Participate in the Dark Green Hour, and help the CCC determine how much energy can be saved!
Green Cleaning Tips
Inexpensive, green alternatives to chemicals
- Baking Soda and Water: Dust surfaces with baking soda, then scrub with a moist sponge or cloth. For stains, knead the baking soda and water into a paste and let set for a while before removing.
- Kosher Salt and Water: If you need a tougher abrasive sprinkle on kosher salt, and scrub with a wet cloth or sponge.
- Lemon Juice or Vinegar: For stains, mildew or grease streak, spray or douse with lemon juice or vinegar, let it sit a few minutes, then scrub with a stiff brush.
- Natural Disinfectant: To knock out germs without strong products, mix 2 cups of water, 3 tablespoons of liquid soap and 20 to 30 drops of tea tree oil. Spray or rub on countertops and other kitchen surfaces.
- White Vinegar, Water and Newspaper: To clean windows and mirrors, mix 2 tablespoons of white vinegar with a gallon of water, and dispense into a used spray bottle. Squirt on, then scrub with newspaper, not paper towels, which cause streaking. If out of vinegar or don't like its smell, substitute undiluted lemon juice or club soda.
Cleaning Carpet and Rugs:
- Beat Those Rugs: Take any removable rugs outside and beat the dust and hair out with a broom.
- Club Soda:Heard the old adage that club soda works well on carpet stains? Attack the mess right away. Lift off any solids, then liberally pour on club soda. Blot with an old rag. The soda's carbonation brings the spill to the surface, and the salts in the soda thwart staining.
- Cornmeal: For big spills, dump cornmeal on the mess, wait 5 to 15 minutes and vacuum up the gunk.
- Spot Cleaner: Make by mixing: 1/4 cup liquid soap or detergent in a blender, with 1/3 cup water. Mix until foamy. Spray on, then rinse with vinegar.

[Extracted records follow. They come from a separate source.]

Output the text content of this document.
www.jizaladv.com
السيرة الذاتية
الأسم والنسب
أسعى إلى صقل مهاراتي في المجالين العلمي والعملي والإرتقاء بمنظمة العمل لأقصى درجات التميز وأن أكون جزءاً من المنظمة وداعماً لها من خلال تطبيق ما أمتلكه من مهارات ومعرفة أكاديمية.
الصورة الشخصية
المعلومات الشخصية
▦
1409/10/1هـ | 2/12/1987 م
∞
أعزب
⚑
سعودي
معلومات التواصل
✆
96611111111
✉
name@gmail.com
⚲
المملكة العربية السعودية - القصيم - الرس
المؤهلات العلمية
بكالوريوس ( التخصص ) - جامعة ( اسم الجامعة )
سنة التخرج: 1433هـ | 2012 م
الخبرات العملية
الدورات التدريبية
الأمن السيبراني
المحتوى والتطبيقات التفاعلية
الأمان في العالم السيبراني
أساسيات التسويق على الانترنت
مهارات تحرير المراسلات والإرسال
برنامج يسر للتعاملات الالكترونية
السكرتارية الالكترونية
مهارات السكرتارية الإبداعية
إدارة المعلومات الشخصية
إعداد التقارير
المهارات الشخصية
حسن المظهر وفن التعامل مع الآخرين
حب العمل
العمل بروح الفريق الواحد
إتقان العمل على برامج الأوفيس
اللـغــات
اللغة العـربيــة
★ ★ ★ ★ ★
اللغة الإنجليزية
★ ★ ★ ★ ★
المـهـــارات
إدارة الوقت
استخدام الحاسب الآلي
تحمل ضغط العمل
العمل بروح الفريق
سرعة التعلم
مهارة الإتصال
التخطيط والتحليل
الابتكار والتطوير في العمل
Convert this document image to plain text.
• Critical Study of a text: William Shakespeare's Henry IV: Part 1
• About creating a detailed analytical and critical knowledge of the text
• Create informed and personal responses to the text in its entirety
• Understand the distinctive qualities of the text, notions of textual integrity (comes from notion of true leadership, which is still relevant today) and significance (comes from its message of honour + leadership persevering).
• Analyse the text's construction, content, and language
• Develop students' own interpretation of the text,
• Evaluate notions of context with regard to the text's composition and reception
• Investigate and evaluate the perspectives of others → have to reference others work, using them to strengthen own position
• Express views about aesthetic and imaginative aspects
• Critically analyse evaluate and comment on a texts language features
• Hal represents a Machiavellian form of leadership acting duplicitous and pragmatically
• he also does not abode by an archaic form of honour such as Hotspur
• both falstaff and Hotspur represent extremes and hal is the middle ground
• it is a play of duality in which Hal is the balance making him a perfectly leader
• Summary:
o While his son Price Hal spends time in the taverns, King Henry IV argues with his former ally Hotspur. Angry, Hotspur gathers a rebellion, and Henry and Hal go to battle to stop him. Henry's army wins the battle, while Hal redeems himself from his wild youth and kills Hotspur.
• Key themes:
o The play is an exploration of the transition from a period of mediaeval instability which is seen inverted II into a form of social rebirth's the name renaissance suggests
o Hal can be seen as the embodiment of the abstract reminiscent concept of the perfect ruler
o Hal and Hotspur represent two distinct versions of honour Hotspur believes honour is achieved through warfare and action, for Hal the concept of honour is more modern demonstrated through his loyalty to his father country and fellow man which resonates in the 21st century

- To Deodorize: Sprinkle baking soda or cornstarch on the carpet or rug, using about 1 cup per medium-sized room. Vacuum after 30 minutes.
Safer Oven Cleaner:
Conventional oven cleaning chemicals are loaded with toxic ingredients, including ethers, ethylene glycol, lye (sodium and potassium hydroxide), methylene chloride and petroleum distillates. The products are harmful to skin and eyes, and the fumes are unhealthy. Instead, go natural!
- Baking Soda and Water: Coat the inside of a dirty appliance with a paste made from water and baking soda. Let stand overnight. Then, don gloves and scour off that grime. Make spotless with a moist cloth.
Toxic chemicals like Drano pollute waterways, can cause chemical burns, and are highly dangerous if ingested. For clogged drains, use this simple solution instead:
- Baking Soda and Boiling Water (vinegar if needed): Pour 1/2 cup of baking soda into the problem drain, followed by 2 cups of boiling water. If that isn't doing it, chase the baking soda with a 1/2 cup of vinegar and cover tightly, allowing the vigorous fizzing of the chemical reaction to break up the gunk. Then flush that with one gallon of boiling water.